What that means in more than symbolic terms is harder to judge, which is what the church's establishment is surely calculating. Despite assurances from the likes of Trinity Church, Wall Street, that its donations to African projects will not be affected, the financial implications are clearly going to be weighed in the minds of some Third World provinces: the power of the almighty dollar again. The consequences of their actions may eventually be weighed in shortfalls in their clergy pension funds or office budgets.
Beyond that, does it matter that the ECUSA does not walk in step with Gregory Venables, the conservative British evangelical who, remarkably, finds himself archbishop of the so-called Southern Cone, which on closer inspection turns out to be the diocese of South America? Venables has care of 22,000 souls in that vast landmass--just a few more than Gene Rohinson will have in tiny New Hampshire and rather less than some city parishes. The fact that he will not recognize Robinson as a bishop, or any U.S. bishop who does, in Buenos Aires may be sad, but not terminal for the church.
The October 16 statement offers some concessions to what for a better term might be called liberal opinion, notably a reaffirmation of that part of the 1998 Lambeth declaration on human sexuality which calls on all Anglicans to "listen to the experience of homosexual persons and to assure them they are loved by God." This came as a useful reminder to the likes of Peter Akinola, leader of the 17-million-strong Nigerian Church, the largest in the communion, who in July declared that homosexuals were worse than beasts, and in October stated that he could not envisage sitting down in the same room with a gay person.
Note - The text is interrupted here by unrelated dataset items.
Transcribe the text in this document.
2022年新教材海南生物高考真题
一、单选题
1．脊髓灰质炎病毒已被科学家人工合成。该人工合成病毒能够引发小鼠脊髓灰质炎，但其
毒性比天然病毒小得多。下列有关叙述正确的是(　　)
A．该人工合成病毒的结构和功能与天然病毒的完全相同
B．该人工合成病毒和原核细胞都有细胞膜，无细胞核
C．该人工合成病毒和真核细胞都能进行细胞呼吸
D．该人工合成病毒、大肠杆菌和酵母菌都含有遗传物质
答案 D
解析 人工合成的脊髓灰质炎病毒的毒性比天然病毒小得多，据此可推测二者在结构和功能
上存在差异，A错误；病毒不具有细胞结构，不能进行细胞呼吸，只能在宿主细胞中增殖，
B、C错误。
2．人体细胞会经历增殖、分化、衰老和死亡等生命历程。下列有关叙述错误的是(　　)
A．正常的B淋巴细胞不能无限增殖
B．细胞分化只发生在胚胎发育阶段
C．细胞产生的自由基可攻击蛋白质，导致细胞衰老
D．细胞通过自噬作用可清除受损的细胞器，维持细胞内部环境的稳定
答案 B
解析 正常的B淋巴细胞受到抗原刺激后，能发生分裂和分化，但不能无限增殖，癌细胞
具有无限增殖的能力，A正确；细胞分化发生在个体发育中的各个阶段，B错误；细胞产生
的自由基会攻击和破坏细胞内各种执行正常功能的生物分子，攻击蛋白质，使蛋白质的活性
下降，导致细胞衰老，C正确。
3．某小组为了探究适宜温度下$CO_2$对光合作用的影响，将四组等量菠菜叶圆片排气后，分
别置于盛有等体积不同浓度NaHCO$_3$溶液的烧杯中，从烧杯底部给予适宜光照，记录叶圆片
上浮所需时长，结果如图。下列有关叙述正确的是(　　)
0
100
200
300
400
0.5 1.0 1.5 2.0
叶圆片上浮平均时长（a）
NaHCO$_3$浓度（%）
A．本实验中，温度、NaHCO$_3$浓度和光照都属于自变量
As one of his African colleagues reminded him last month, would that he had spared as much scorn for the practices of polygamy, child sacrifice and stoning to death in his own country as he had expended on the moral shortcomings of the U.S., Canada and England.
Reportedly Akinola nearly walked out of Lambeth Palace during the October 15-16 meeting, but in the end he was persuaded to sign a moderate announcement, along with other conservative Third World primates such as Emmanuel Kolini of Rwanda and Yong Ping Chung of Southeast Asia. The primates also agreed to establish a commission, to report within a year, examining ways to resolve grave difficulties between provinces when they arise. This was something George Carey, the previous archbishop, was mandated to do after the 1998 Lambeth conference but apparently never got round to.
The implications of this move are quite satisfactory for conservatives since, for the first time, it offers the possibility of the rest of the communion standing in judgment over a recalcitrant unit. Williams was at pains to point out, however, that since he is not a pope and does not preside over a curia, his powers of intervention and discipline are circumscribed, which is why the churches in the U.S. and Canada could not be forced to change their minds. It is a bit ironic that in this case low-church English conservative evangelicals, who remain deeply suspicious of popery, should be pressing for more centralized church authority.